O recesso legislativo terminou na segunda-feira, 3 de agosto, com a realização da primeira reunião ordinária. O presidente da Câmara, vereador João Amadeu Giacchetto Filho, esteve no “Conexão Tudo de Bom”, do último dia 4, para falar como será o trabalho neste semestre. Uma das novidades é a escolha do novo presidente que estará à frente da Casa de Leis pelos próximos dois anos.
Sobre a tranquilidade que há na Câmara atualmente, João Amadeu respondeu que, “os vereadores entenderam que vale mais a pena fazer um trabalho bem feito nos bastidores, com apresentação de requerimento, projeto de lei, fiscalização in loco, que surge mais resultado do que, às vezes, fazer um teatro no plenário”.


Ele disse que durante o recesso os vereadores trabalharam normalmente, do modo que a lei permite. “Tivemos duas reuniões extraordinárias, seguimos a legislação estadual e federal que decreta o recesso em todas as esferas. Muitas pessoas me perguntam que realizamos as sessões extraordinárias para receber a mais. Isso é uma mentira, lá nos anos 90, 80 para trás realmente o vereador recebia um a mais por sessão extraordinária. Desde que assumi como vereador e até onde minha memória alcança não existe mais esse extra. Isso é uma verdadeira falácia, recebemos o subsídio, um valor justo pelo que a gente trabalha, não precisa aumentar”, destacou.

PROJETO POLÊMICO
O Projeto de Lei Complementar, apresentado pelo Executivo, que trata sobre os atestados médicos na prefeitura, foi o mais polêmico discutido na primeira reunião ordinária.

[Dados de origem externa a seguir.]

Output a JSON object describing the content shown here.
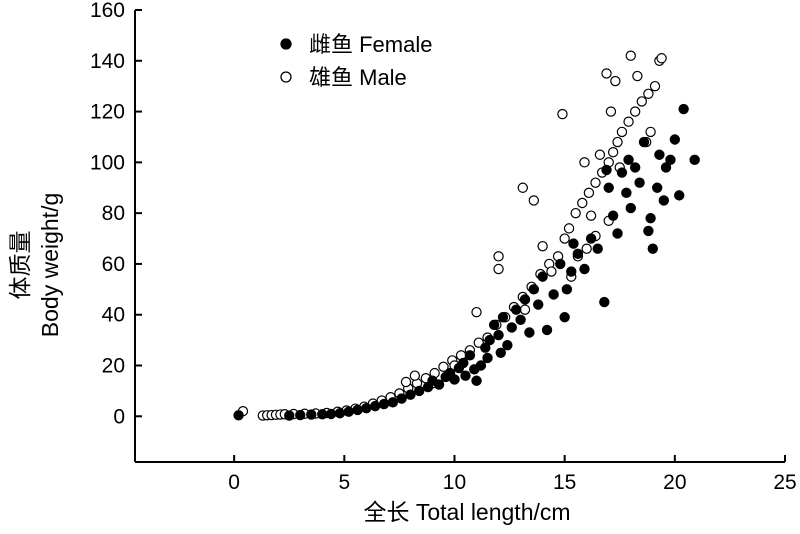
{
  "chart_data": {
    "type": "scatter",
    "title": "",
    "xlabel": "全长 Total length/cm",
    "ylabel_line1": "体质量",
    "ylabel_line2": "Body weight/g",
    "xlim": [
      -4.5,
      25
    ],
    "ylim": [
      -18,
      160
    ],
    "x_ticks": [
      0,
      5,
      10,
      15,
      20,
      25
    ],
    "y_ticks": [
      0,
      20,
      40,
      60,
      80,
      100,
      120,
      140,
      160
    ],
    "legend_position": "top-left",
    "grid": false,
    "series": [
      {
        "name": "雌鱼 Female",
        "marker": "filled-circle",
        "color": "#000000",
        "points": [
          [
            0.2,
            0.4
          ],
          [
            2.5,
            0.3
          ],
          [
            3.0,
            0.5
          ],
          [
            3.5,
            0.7
          ],
          [
            4.0,
            0.8
          ],
          [
            4.4,
            0.9
          ],
          [
            4.8,
            1.2
          ],
          [
            5.2,
            1.8
          ],
          [
            5.6,
            2.5
          ],
          [
            6.0,
            3.2
          ],
          [
            6.4,
            4.0
          ],
          [
            6.8,
            4.8
          ],
          [
            7.2,
            5.5
          ],
          [
            7.6,
            7.0
          ],
          [
            8.0,
            8.5
          ],
          [
            8.4,
            10.0
          ],
          [
            8.8,
            11.5
          ],
          [
            9.0,
            14.0
          ],
          [
            9.3,
            12.5
          ],
          [
            9.6,
            15.5
          ],
          [
            9.8,
            17.0
          ],
          [
            10.0,
            14.5
          ],
          [
            10.2,
            19.0
          ],
          [
            10.4,
            21.0
          ],
          [
            10.5,
            16.0
          ],
          [
            10.7,
            24.0
          ],
          [
            10.9,
            18.5
          ],
          [
            11.0,
            14.0
          ],
          [
            11.2,
            20.0
          ],
          [
            11.4,
            27.0
          ],
          [
            11.6,
            30.0
          ],
          [
            11.8,
            36.0
          ],
          [
            12.0,
            32.0
          ],
          [
            12.2,
            39.0
          ],
          [
            12.4,
            28.0
          ],
          [
            12.6,
            35.0
          ],
          [
            12.8,
            42.0
          ],
          [
            13.0,
            38.0
          ],
          [
            13.2,
            46.0
          ],
          [
            13.4,
            33.0
          ],
          [
            13.6,
            50.0
          ],
          [
            13.8,
            44.0
          ],
          [
            14.0,
            55.0
          ],
          [
            14.2,
            34.0
          ],
          [
            14.5,
            48.0
          ],
          [
            14.8,
            60.0
          ],
          [
            15.0,
            39.0
          ],
          [
            15.1,
            50.0
          ],
          [
            15.3,
            57.0
          ],
          [
            15.6,
            64.0
          ],
          [
            15.9,
            58.0
          ],
          [
            16.2,
            70.0
          ],
          [
            16.5,
            66.0
          ],
          [
            16.8,
            45.0
          ],
          [
            17.0,
            90.0
          ],
          [
            17.2,
            79.0
          ],
          [
            17.4,
            72.0
          ],
          [
            17.6,
            96.0
          ],
          [
            17.8,
            88.0
          ],
          [
            18.0,
            82.0
          ],
          [
            18.2,
            98.0
          ],
          [
            18.4,
            92.0
          ],
          [
            18.6,
            108.0
          ],
          [
            18.9,
            78.0
          ],
          [
            19.0,
            66.0
          ],
          [
            19.2,
            90.0
          ],
          [
            19.3,
            103.0
          ],
          [
            19.5,
            85.0
          ],
          [
            19.6,
            98.0
          ],
          [
            19.8,
            101.0
          ],
          [
            20.0,
            109.0
          ],
          [
            20.2,
            87.0
          ],
          [
            20.4,
            121.0
          ],
          [
            20.9,
            101.0
          ],
          [
            17.9,
            101.0
          ],
          [
            18.8,
            73.0
          ],
          [
            16.9,
            97.0
          ],
          [
            15.4,
            68.0
          ],
          [
            12.1,
            25.0
          ],
          [
            11.5,
            23.0
          ]
        ]
      },
      {
        "name": "雄鱼 Male",
        "marker": "open-circle",
        "color": "#000000",
        "points": [
          [
            0.4,
            2.0
          ],
          [
            1.3,
            0.3
          ],
          [
            1.5,
            0.4
          ],
          [
            1.7,
            0.5
          ],
          [
            1.9,
            0.6
          ],
          [
            2.1,
            0.7
          ],
          [
            2.3,
            0.8
          ],
          [
            2.7,
            0.9
          ],
          [
            3.2,
            1.0
          ],
          [
            3.7,
            1.1
          ],
          [
            4.2,
            1.3
          ],
          [
            4.7,
            1.8
          ],
          [
            5.1,
            2.3
          ],
          [
            5.5,
            3.0
          ],
          [
            5.9,
            3.8
          ],
          [
            6.3,
            5.0
          ],
          [
            6.7,
            6.2
          ],
          [
            7.1,
            7.5
          ],
          [
            7.5,
            9.0
          ],
          [
            7.9,
            11.0
          ],
          [
            8.3,
            13.0
          ],
          [
            8.7,
            15.0
          ],
          [
            9.1,
            17.0
          ],
          [
            9.5,
            19.5
          ],
          [
            9.9,
            22.0
          ],
          [
            10.3,
            24.0
          ],
          [
            10.7,
            26.0
          ],
          [
            11.1,
            29.0
          ],
          [
            11.5,
            31.0
          ],
          [
            11.9,
            36.0
          ],
          [
            12.3,
            39.0
          ],
          [
            12.7,
            43.0
          ],
          [
            13.1,
            47.0
          ],
          [
            13.5,
            51.0
          ],
          [
            13.9,
            56.0
          ],
          [
            14.3,
            60.0
          ],
          [
            14.7,
            63.0
          ],
          [
            15.0,
            70.0
          ],
          [
            15.2,
            74.0
          ],
          [
            15.5,
            80.0
          ],
          [
            15.8,
            84.0
          ],
          [
            16.1,
            88.0
          ],
          [
            16.4,
            92.0
          ],
          [
            16.7,
            96.0
          ],
          [
            17.0,
            100.0
          ],
          [
            17.2,
            104.0
          ],
          [
            17.4,
            108.0
          ],
          [
            17.6,
            112.0
          ],
          [
            17.9,
            116.0
          ],
          [
            18.2,
            120.0
          ],
          [
            18.5,
            124.0
          ],
          [
            18.8,
            127.0
          ],
          [
            19.1,
            130.0
          ],
          [
            19.3,
            140.0
          ],
          [
            19.4,
            141.0
          ],
          [
            18.0,
            142.0
          ],
          [
            16.9,
            135.0
          ],
          [
            18.3,
            134.0
          ],
          [
            17.3,
            132.0
          ],
          [
            14.9,
            119.0
          ],
          [
            13.1,
            90.0
          ],
          [
            13.6,
            85.0
          ],
          [
            12.0,
            63.0
          ],
          [
            12.0,
            58.0
          ],
          [
            14.0,
            67.0
          ],
          [
            16.0,
            66.0
          ],
          [
            16.2,
            79.0
          ],
          [
            17.0,
            77.0
          ],
          [
            15.3,
            55.0
          ],
          [
            14.4,
            57.0
          ],
          [
            13.2,
            42.0
          ],
          [
            11.0,
            41.0
          ],
          [
            10.0,
            20.0
          ],
          [
            9.0,
            13.0
          ],
          [
            8.2,
            16.0
          ],
          [
            7.8,
            13.5
          ],
          [
            17.1,
            120.0
          ],
          [
            17.5,
            98.0
          ],
          [
            16.6,
            103.0
          ],
          [
            15.9,
            100.0
          ],
          [
            18.7,
            108.0
          ],
          [
            18.9,
            112.0
          ],
          [
            15.6,
            63.0
          ],
          [
            16.4,
            71.0
          ]
        ]
      }
    ]
  }
}
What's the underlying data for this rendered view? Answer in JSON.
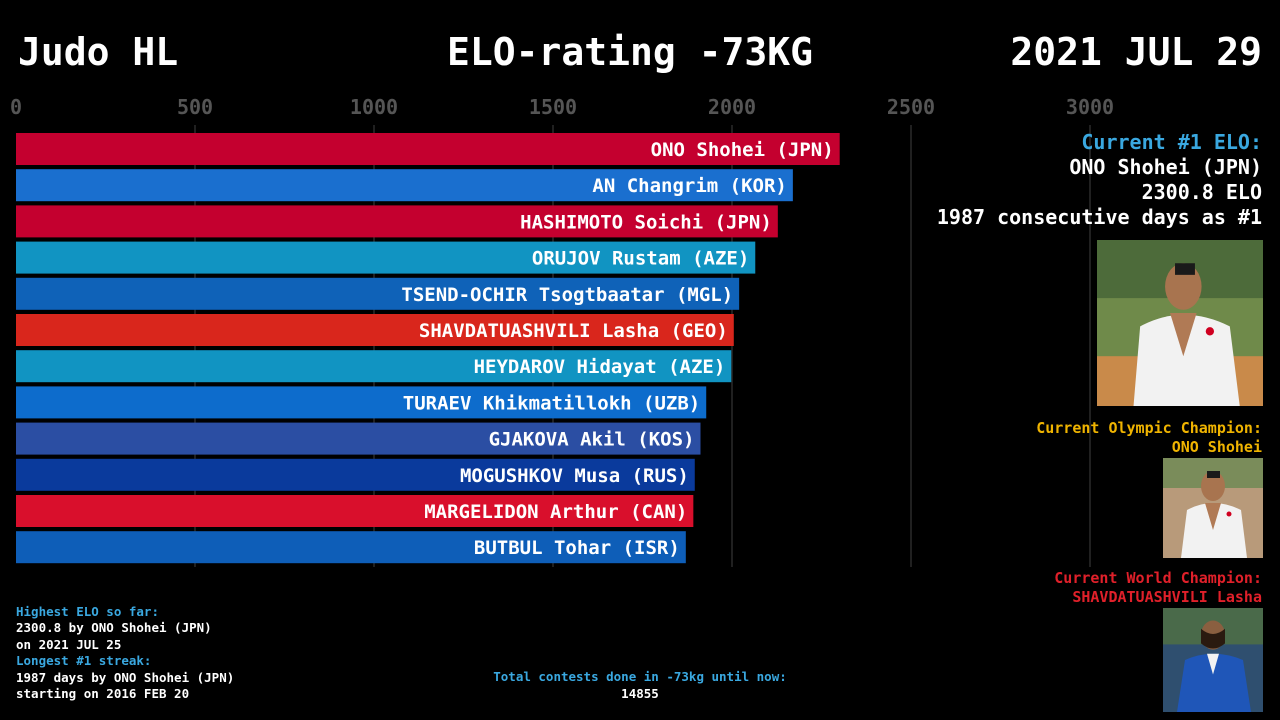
{
  "header": {
    "left": "Judo HL",
    "center": "ELO-rating -73KG",
    "right": "2021 JUL 29"
  },
  "chart_data": {
    "type": "bar",
    "orientation": "horizontal",
    "xlim": [
      0,
      3000
    ],
    "x_ticks": [
      0,
      500,
      1000,
      1500,
      2000,
      2500,
      3000
    ],
    "categories": [
      "ONO Shohei (JPN)",
      "AN Changrim (KOR)",
      "HASHIMOTO Soichi (JPN)",
      "ORUJOV Rustam (AZE)",
      "TSEND-OCHIR Tsogtbaatar (MGL)",
      "SHAVDATUASHVILI Lasha (GEO)",
      "HEYDAROV Hidayat (AZE)",
      "TURAEV Khikmatillokh (UZB)",
      "GJAKOVA Akil (KOS)",
      "MOGUSHKOV Musa (RUS)",
      "MARGELIDON Arthur (CAN)",
      "BUTBUL Tohar (ISR)"
    ],
    "values": [
      2300.8,
      2170,
      2128,
      2065,
      2020,
      2005,
      1998,
      1928,
      1912,
      1896,
      1892,
      1871
    ],
    "colors": [
      "#c4002f",
      "#1a6fcf",
      "#c4002f",
      "#1194c2",
      "#0f62b8",
      "#d9261c",
      "#1194c2",
      "#0d6ccc",
      "#2b4ea3",
      "#0a3a9c",
      "#d90f2c",
      "#0e5eb8"
    ],
    "grid": true
  },
  "leader": {
    "title": "Current #1 ELO:",
    "name": "ONO Shohei (JPN)",
    "elo": "2300.8 ELO",
    "streak": "1987 consecutive days as #1"
  },
  "olympic": {
    "title": "Current Olympic Champion:",
    "name": "ONO Shohei"
  },
  "world": {
    "title": "Current World Champion:",
    "name": "SHAVDATUASHVILI Lasha"
  },
  "stats": {
    "highest_label": "Highest ELO so far:",
    "highest_line1": "2300.8 by ONO Shohei (JPN)",
    "highest_line2": "on 2021 JUL 25",
    "streak_label": "Longest #1 streak:",
    "streak_line1": "1987 days by ONO Shohei (JPN)",
    "streak_line2": "starting on 2016 FEB 20"
  },
  "total": {
    "label": "Total contests done in -73kg until now:",
    "value": "14855"
  }
}
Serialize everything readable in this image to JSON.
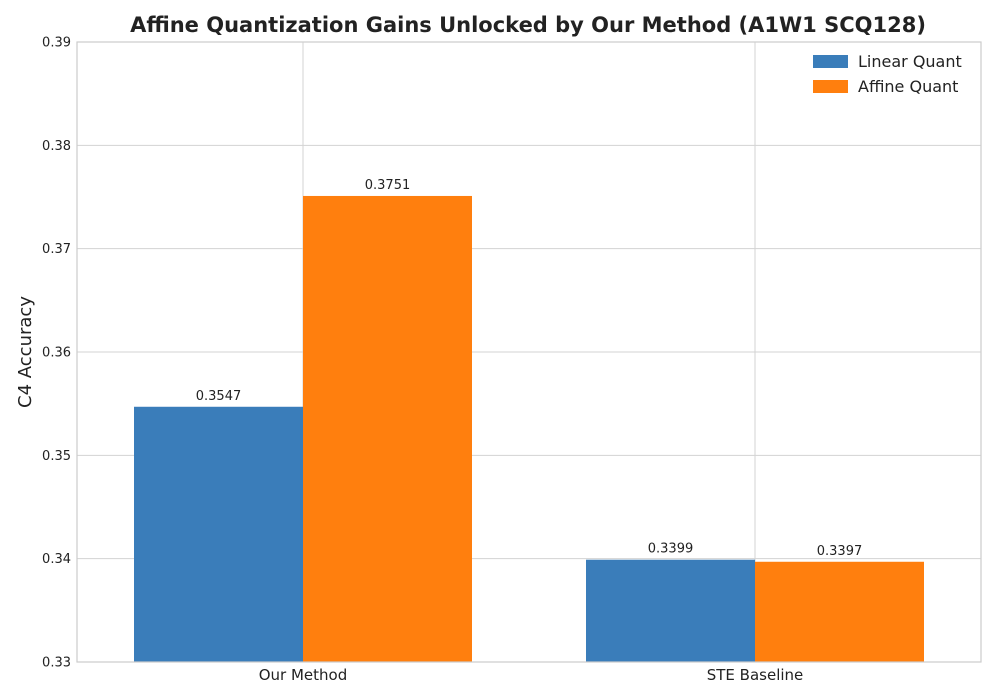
{
  "chart_data": {
    "type": "bar",
    "title": "Affine Quantization Gains Unlocked by Our Method (A1W1 SCQ128)",
    "xlabel": "",
    "ylabel": "C4 Accuracy",
    "categories": [
      "Our Method",
      "STE Baseline"
    ],
    "series": [
      {
        "name": "Linear Quant",
        "color": "#3a7dba",
        "values": [
          0.3547,
          0.3399
        ],
        "labels": [
          "0.3547",
          "0.3399"
        ]
      },
      {
        "name": "Affine Quant",
        "color": "#ff7f0e",
        "values": [
          0.3751,
          0.3397
        ],
        "labels": [
          "0.3751",
          "0.3397"
        ]
      }
    ],
    "ylim": [
      0.33,
      0.39
    ],
    "yticks": [
      0.33,
      0.34,
      0.35,
      0.36,
      0.37,
      0.38,
      0.39
    ],
    "ytick_labels": [
      "0.33",
      "0.34",
      "0.35",
      "0.36",
      "0.37",
      "0.38",
      "0.39"
    ],
    "grid": true,
    "legend_position": "top-right"
  }
}
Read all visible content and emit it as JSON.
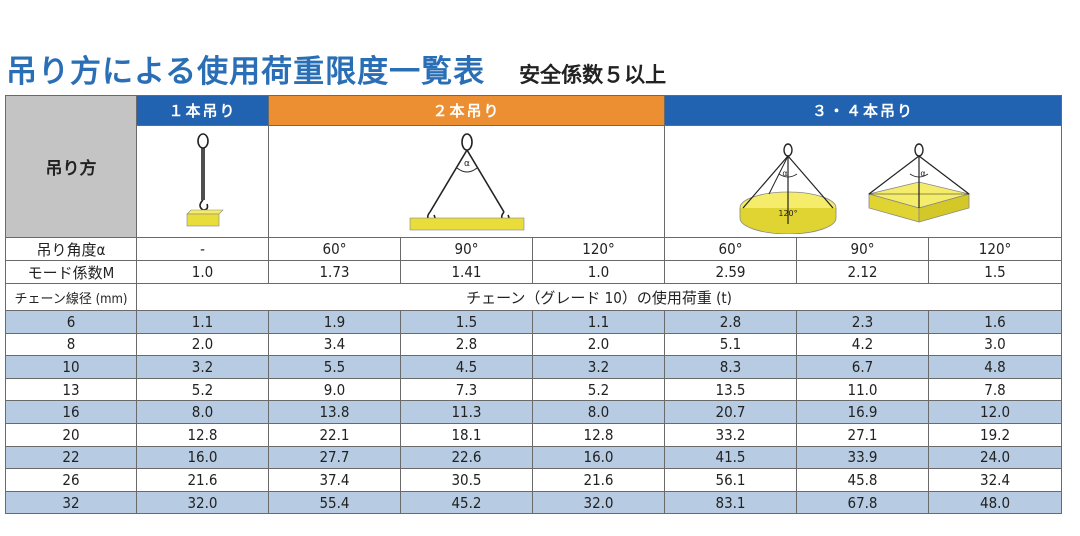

“Há funcionários que apresentam atestado sem estar realmente doente e acabam sobrecarregando alguns setores. Por exemplo, se um departamento tem 4 ou 5 servidores com atestado em determina semana, prejudica completamente o andamento e um serviço que pode demorar mais de um mês para ser executado. Visando corrigir esse problema a prefeitura fez essa modificação, na lei atual, que alterava as faltas justificadas e injustificadas, mas o projeto foi reprovado. Houve uma discussão que a lei atual, do jeito que está, é inconstitucional e a mudança sugerida também é”, explicou Giacchetto Filho que esclareceu: “A jurisprudência do Tribunal de Justiça não só de São Paulo, mas de vários estados, classifica que para descontar o vale-alimentação não é necessário falta justificada ou injustificada. O Tribunal de Justiça, diferentemente da justiça do trabalho, entende que o vale-alimentação é como se fosse o vale do dia a dia. Se a pessoa está afastada por motivo de doença ou internada não necessita daquele vale para se alimentar naquele dia. Deveria haver um desconto proporcional aos dias não trabalhados, independentemente de falta justificada ou injustificada. Estamos em um grande imbróglio jurídico nesse momento, o que será feito e de que forma vamos agir para tratar essa questão”.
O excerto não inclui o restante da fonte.